Can also use to set up hooks that run when other packages are loaded. This can be useful if you want to warn when packages are loaded in sub-optimal manner (e.g. dplyr before plyr), or when you need to add S3 methods to a suggested package. That's discussed in more detail in [namespaces](#namespace).
### What happens when you install a package?
Package installation is the process whereby a source package gets converted into a binary package and then installed into a local library. There are a number of tools that automate this process:
* `install.packages()` installs a package from CRAN. Here CRAN takes care of
making the binary package and so installation from CRAN basically is
equivalent to downloading the binary package value and unzipping it in
`.libPaths()[1]`.
* `devtools::install()` installs a source package from a directory on your
computer. It does this by first `build()`ing a package bundle, and then
asking `install.packages()` to install it.
* `devtools::install_github()` installs a package that someone has published
to their [github](http://github.com) account.

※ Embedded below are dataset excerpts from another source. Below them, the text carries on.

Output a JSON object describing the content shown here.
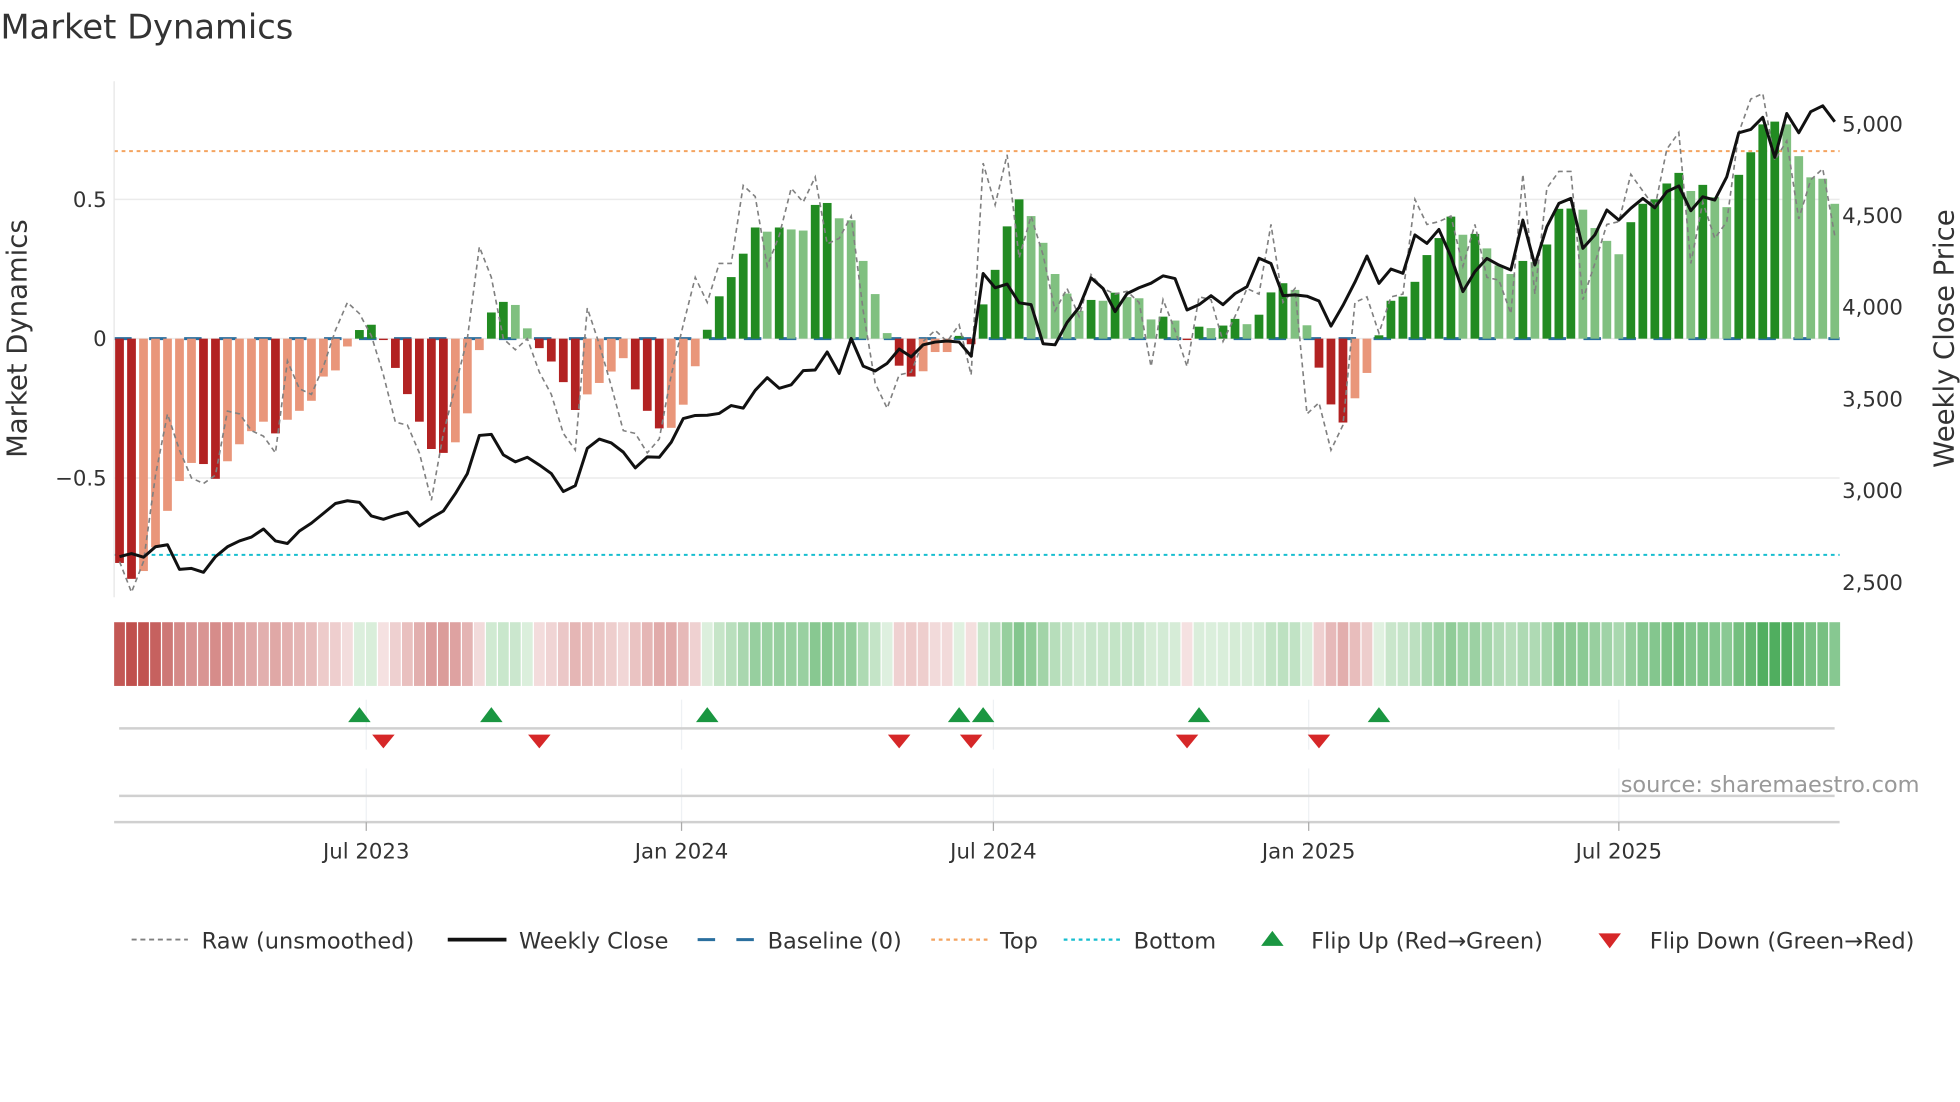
{
  "title": "Market Dynamics",
  "source": "source: sharemaestro.com",
  "chart_data": {
    "type": "bar",
    "title": "Market Dynamics",
    "ylabel_left": "Market Dynamics",
    "ylabel_right": "Weekly Close Price",
    "x_start": "2023-02-07",
    "x_step_days": 7,
    "x_ticks": [
      {
        "date": "2023-07-01",
        "label": "Jul 2023"
      },
      {
        "date": "2024-01-01",
        "label": "Jan 2024"
      },
      {
        "date": "2024-07-01",
        "label": "Jul 2024"
      },
      {
        "date": "2025-01-01",
        "label": "Jan 2025"
      },
      {
        "date": "2025-07-01",
        "label": "Jul 2025"
      }
    ],
    "ylim_left": [
      -0.928,
      0.924
    ],
    "ylim_right": [
      2419,
      5232
    ],
    "left_ticks": [
      {
        "value": 0.5,
        "label": "0.5"
      },
      {
        "value": 0,
        "label": "0"
      },
      {
        "value": -0.5,
        "label": "−0.5"
      }
    ],
    "right_ticks": [
      {
        "value": 5000,
        "label": "5,000"
      },
      {
        "value": 4500,
        "label": "4,500"
      },
      {
        "value": 4000,
        "label": "4,000"
      },
      {
        "value": 3500,
        "label": "3,500"
      },
      {
        "value": 3000,
        "label": "3,000"
      },
      {
        "value": 2500,
        "label": "2,500"
      }
    ],
    "baseline": 0,
    "top_level": 0.673,
    "bottom_level": -0.776,
    "grid": true,
    "legend_position": "bottom",
    "colors": {
      "pos_strong": "#228b22",
      "pos_weak": "#80c080",
      "neg_strong": "#b22222",
      "neg_weak": "#e9967a",
      "raw": "#808080",
      "close": "#111111",
      "baseline": "#2a6f9e",
      "top": "#f4a460",
      "bottom": "#17becf",
      "flip_up": "#1a9641",
      "flip_down": "#d62728"
    },
    "dynamics": [
      -0.805,
      -0.862,
      -0.834,
      -0.749,
      -0.618,
      -0.511,
      -0.446,
      -0.45,
      -0.503,
      -0.44,
      -0.379,
      -0.332,
      -0.298,
      -0.34,
      -0.291,
      -0.259,
      -0.223,
      -0.136,
      -0.114,
      -0.028,
      0.031,
      0.05,
      -0.005,
      -0.105,
      -0.199,
      -0.298,
      -0.396,
      -0.41,
      -0.372,
      -0.268,
      -0.041,
      0.094,
      0.132,
      0.121,
      0.037,
      -0.034,
      -0.082,
      -0.156,
      -0.256,
      -0.2,
      -0.159,
      -0.118,
      -0.07,
      -0.182,
      -0.259,
      -0.322,
      -0.32,
      -0.237,
      -0.099,
      0.032,
      0.152,
      0.221,
      0.305,
      0.399,
      0.384,
      0.399,
      0.392,
      0.388,
      0.48,
      0.487,
      0.432,
      0.425,
      0.279,
      0.16,
      0.02,
      -0.097,
      -0.136,
      -0.117,
      -0.048,
      -0.048,
      0.01,
      -0.02,
      0.123,
      0.247,
      0.403,
      0.5,
      0.44,
      0.344,
      0.232,
      0.162,
      0.1,
      0.139,
      0.136,
      0.165,
      0.149,
      0.145,
      0.069,
      0.079,
      0.065,
      -0.005,
      0.043,
      0.038,
      0.047,
      0.071,
      0.052,
      0.086,
      0.166,
      0.199,
      0.175,
      0.048,
      -0.104,
      -0.236,
      -0.301,
      -0.214,
      -0.123,
      0.012,
      0.136,
      0.151,
      0.204,
      0.3,
      0.361,
      0.438,
      0.373,
      0.376,
      0.324,
      0.263,
      0.232,
      0.279,
      0.275,
      0.338,
      0.466,
      0.467,
      0.463,
      0.397,
      0.351,
      0.303,
      0.418,
      0.484,
      0.5,
      0.557,
      0.595,
      0.53,
      0.552,
      0.508,
      0.472,
      0.588,
      0.669,
      0.769,
      0.779,
      0.769,
      0.655,
      0.579,
      0.574,
      0.484
    ],
    "raw": [
      -0.8,
      -0.91,
      -0.8,
      -0.49,
      -0.27,
      -0.4,
      -0.5,
      -0.52,
      -0.49,
      -0.26,
      -0.27,
      -0.33,
      -0.35,
      -0.41,
      -0.08,
      -0.18,
      -0.2,
      -0.1,
      0.03,
      0.13,
      0.09,
      0.01,
      -0.13,
      -0.3,
      -0.31,
      -0.41,
      -0.58,
      -0.34,
      -0.17,
      0.0,
      0.33,
      0.22,
      0.0,
      -0.04,
      0.0,
      -0.12,
      -0.2,
      -0.34,
      -0.4,
      0.11,
      -0.02,
      -0.17,
      -0.33,
      -0.34,
      -0.41,
      -0.36,
      -0.13,
      0.05,
      0.22,
      0.13,
      0.27,
      0.27,
      0.55,
      0.51,
      0.26,
      0.37,
      0.54,
      0.49,
      0.58,
      0.34,
      0.36,
      0.44,
      0.1,
      -0.16,
      -0.25,
      -0.13,
      -0.12,
      -0.01,
      0.03,
      -0.01,
      0.05,
      -0.13,
      0.63,
      0.48,
      0.66,
      0.29,
      0.44,
      0.3,
      0.1,
      0.18,
      0.08,
      0.23,
      0.18,
      0.16,
      0.17,
      0.13,
      -0.1,
      0.14,
      0.03,
      -0.1,
      0.15,
      0.14,
      -0.01,
      0.08,
      0.18,
      0.16,
      0.41,
      0.13,
      0.18,
      -0.27,
      -0.23,
      -0.4,
      -0.31,
      0.13,
      0.15,
      0.02,
      0.15,
      0.16,
      0.5,
      0.41,
      0.42,
      0.44,
      0.26,
      0.41,
      0.22,
      0.21,
      0.09,
      0.59,
      0.16,
      0.54,
      0.6,
      0.6,
      0.14,
      0.27,
      0.41,
      0.42,
      0.59,
      0.53,
      0.47,
      0.68,
      0.74,
      0.27,
      0.49,
      0.36,
      0.42,
      0.74,
      0.86,
      0.88,
      0.64,
      0.71,
      0.43,
      0.57,
      0.61,
      0.37
    ],
    "close": [
      2640,
      2657,
      2637,
      2694,
      2705,
      2571,
      2576,
      2555,
      2640,
      2694,
      2726,
      2747,
      2791,
      2726,
      2712,
      2780,
      2823,
      2876,
      2930,
      2945,
      2936,
      2862,
      2844,
      2866,
      2883,
      2807,
      2851,
      2889,
      2984,
      3093,
      3301,
      3307,
      3195,
      3157,
      3182,
      3140,
      3093,
      2995,
      3027,
      3231,
      3281,
      3260,
      3210,
      3124,
      3184,
      3182,
      3264,
      3393,
      3410,
      3411,
      3421,
      3464,
      3450,
      3547,
      3616,
      3558,
      3577,
      3654,
      3658,
      3756,
      3639,
      3830,
      3679,
      3652,
      3694,
      3772,
      3729,
      3795,
      3810,
      3816,
      3810,
      3733,
      4184,
      4106,
      4126,
      4024,
      4014,
      3801,
      3795,
      3917,
      3999,
      4160,
      4102,
      3976,
      4074,
      4106,
      4131,
      4171,
      4156,
      3985,
      4014,
      4063,
      4014,
      4074,
      4112,
      4267,
      4238,
      4063,
      4067,
      4060,
      4034,
      3897,
      4010,
      4137,
      4279,
      4130,
      4208,
      4185,
      4394,
      4348,
      4424,
      4276,
      4085,
      4194,
      4266,
      4230,
      4203,
      4475,
      4230,
      4439,
      4566,
      4593,
      4321,
      4394,
      4530,
      4475,
      4539,
      4593,
      4542,
      4630,
      4661,
      4526,
      4602,
      4584,
      4711,
      4951,
      4969,
      5035,
      4817,
      5056,
      4951,
      5066,
      5098,
      5011
    ],
    "legend": [
      {
        "key": "raw",
        "label": "Raw (unsmoothed)"
      },
      {
        "key": "close",
        "label": "Weekly Close"
      },
      {
        "key": "baseline",
        "label": "Baseline (0)"
      },
      {
        "key": "top",
        "label": "Top"
      },
      {
        "key": "bottom",
        "label": "Bottom"
      },
      {
        "key": "flip_up",
        "label": "Flip Up (Red→Green)"
      },
      {
        "key": "flip_down",
        "label": "Flip Down (Green→Red)"
      }
    ]
  }
}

There are a number of similar
functions that make it easy to install packages from other internet
locations: `install_url()`, `install_gitorious()`, `install_bitbucket()`,
and so on. You'll learn more about these in [release](release.html).
## Exercises
* Go to CRAN and download the source and binary for XXX. Unzip and compare.
How do they differ?
* Download the __source__ packages for XXX, YYY, ZZZ. What directories do they
contain?
* Where is your default library? What happens if you install a new package
from CRAN?
## CRAN notes
If you're planning on submitting your package to CRAN, it's best to use only ASCII characters. If you need unicode characters in strings, use `"\u1234"` format:
```{r}
# TODO figure out how to display x as y
x <- "•"
y <- "\u2022"
identical(x, y)
```
Your R directory should not include any other files. Subdirectories will be ignored.